In later works, the human body is depicted in increasingly fragmented and manipulated form, until in the 1990s much of her work portrayed highly abstracted yet expressive faces. During this time Kogelnik created a series of glass sculptures, related drawings and prints, in which she sought to comment on decorative and commercial themes in art-making.

Death and legacy

Kiki Kogelnik died of cancer on February 1, 1997 in Vienna. She is buried in Bleiburg, Austria. The Belvedere Museum in Vienna held a large retrospective of her work in the same year. In 1998 Kogelnik was posthumously awarded Austria’s highest medal in the arts, the Austrian Honorary Cross for Science and Art.

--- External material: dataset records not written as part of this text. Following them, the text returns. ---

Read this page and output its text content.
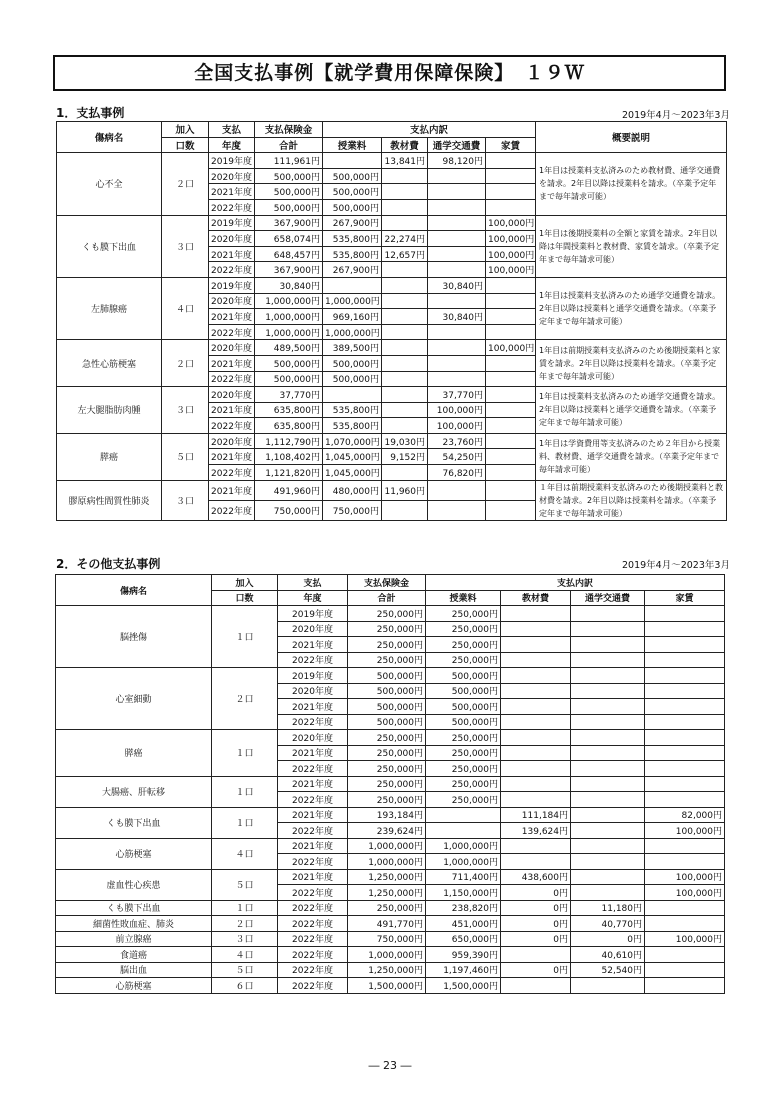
全国支払事例【就学費用保障保険】　１９Ｗ
1．支払事例	2019年4月～2023年3月
傷病名	加入	支払	支払保険金	支払内訳				概要説明
	口数	年度	合計	授業料	教材費	通学交通費	家賃	
心不全	２口	2019年度	111,961円		13,841円	98,120円		1年目は授業料支払済みのため教材費、通学交通費を請求。2年目以降は授業料を請求。（卒業予定年まで毎年請求可能）
		2020年度	500,000円	500,000円				
		2021年度	500,000円	500,000円				
		2022年度	500,000円	500,000円				
くも膜下出血	３口	2019年度	367,900円	267,900円			100,000円	1年目は後期授業料の全額と家賃を請求。2年目以降は年間授業料と教材費、家賃を請求。（卒業予定年まで毎年請求可能）
		2020年度	658,074円	535,800円	22,274円		100,000円	
		2021年度	648,457円	535,800円	12,657円		100,000円	
		2022年度	367,900円	267,900円			100,000円	
左肺腺癌	４口	2019年度	30,840円			30,840円		1年目は授業料支払済みのため通学交通費を請求。2年目以降は授業料と通学交通費を請求。（卒業予定年まで毎年請求可能）
		2020年度	1,000,000円	1,000,000円				
		2021年度	1,000,000円	969,160円		30,840円		
		2022年度	1,000,000円	1,000,000円				
急性心筋梗塞	２口	2020年度	489,500円	389,500円			100,000円	1年目は前期授業料支払済みのため後期授業料と家賃を請求。2年目以降は授業料を請求。（卒業予定年まで毎年請求可能）
		2021年度	500,000円	500,000円				
		2022年度	500,000円	500,000円				
左大腿脂肪肉腫	３口	2020年度	37,770円			37,770円		1年目は授業料支払済みのため通学交通費を請求。2年目以降は授業料と通学交通費を請求。（卒業予定年まで毎年請求可能）
		2021年度	635,800円	535,800円		100,000円		
		2022年度	635,800円	535,800円		100,000円		
膵癌	５口	2020年度	1,112,790円	1,070,000円	19,030円	23,760円		1年目は学資費用等支払済みのため２年目から授業料、教材費、通学交通費を請求。（卒業予定年まで毎年請求可能）
		2021年度	1,108,402円	1,045,000円	9,152円	54,250円		
		2022年度	1,121,820円	1,045,000円		76,820円		
膠原病性間質性肺炎	３口	2021年度	491,960円	480,000円	11,960円			１年目は前期授業料支払済みのため後期授業料と教材費を請求。2年目以降は授業料を請求。（卒業予定年まで毎年請求可能）
		2022年度	750,000円	750,000円				
2．その他支払事例	2019年4月～2023年3月
傷病名	加入	支払	支払保険金	支払内訳			
	口数	年度	合計	授業料	教材費	通学交通費	家賃
脳挫傷	１口	2019年度	250,000円	250,000円			
		2020年度	250,000円	250,000円			
		2021年度	250,000円	250,000円			
		2022年度	250,000円	250,000円			
心室細動	２口	2019年度	500,000円	500,000円			
		2020年度	500,000円	500,000円			
		2021年度	500,000円	500,000円			
		2022年度	500,000円	500,000円			
膵癌	１口	2020年度	250,000円	250,000円			
		2021年度	250,000円	250,000円			
		2022年度	250,000円	250,000円			
大腸癌、肝転移	１口	2021年度	250,000円	250,000円			
		2022年度	250,000円	250,000円			
くも膜下出血	１口	2021年度	193,184円		111,184円		82,000円
		2022年度	239,624円		139,624円		100,000円
心筋梗塞	４口	2021年度	1,000,000円	1,000,000円			
		2022年度	1,000,000円	1,000,000円			
虚血性心疾患	５口	2021年度	1,250,000円	711,400円	438,600円		100,000円
		2022年度	1,250,000円	1,150,000円	0円		100,000円
くも膜下出血	１口	2022年度	250,000円	238,820円	0円	11,180円	
細菌性敗血症、肺炎	２口	2022年度	491,770円	451,000円	0円	40,770円	
前立腺癌	３口	2022年度	750,000円	650,000円	0円	0円	100,000円
食道癌	４口	2022年度	1,000,000円	959,390円		40,610円	
脳出血	５口	2022年度	1,250,000円	1,197,460円	0円	52,540円	
心筋梗塞	６口	2022年度	1,500,000円	1,500,000円			
― 23 ―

Since the artist’s death, the Kiki Kogelnik Foundation, a U.S. non-profit organization, (also known as the Kogelnik Foundation) was established, with offices in Vienna and New York. The foundation’s mission is to protect, document, research and perpetuate the creative legacy of Kiki Kogelnik.

As of 2009 the foundation continues to maintain and enlarge a comprehensive database of Kogelnik’s works for art-historical research, and will eventually create a Catalogue Raisonné.

Other

In 2003, the Austrian Post office issued a 55 euro-cent stamp featuring Kogelnik’s 1973 painting, Prenez Le Temps d’Aimer .

While Kogelnik was in London in 1966, her New York studio space was engulfed in an enormous fire. Although Kogelnik had just moved out prior to the fire, her downstairs neighbor, American artist Alfred Leslie, lost his entire artistic output.

Kogelnik also designed two fountains, one in Bleiburg, Austria and another in Klagenfurt, Austria, where a street is named after her.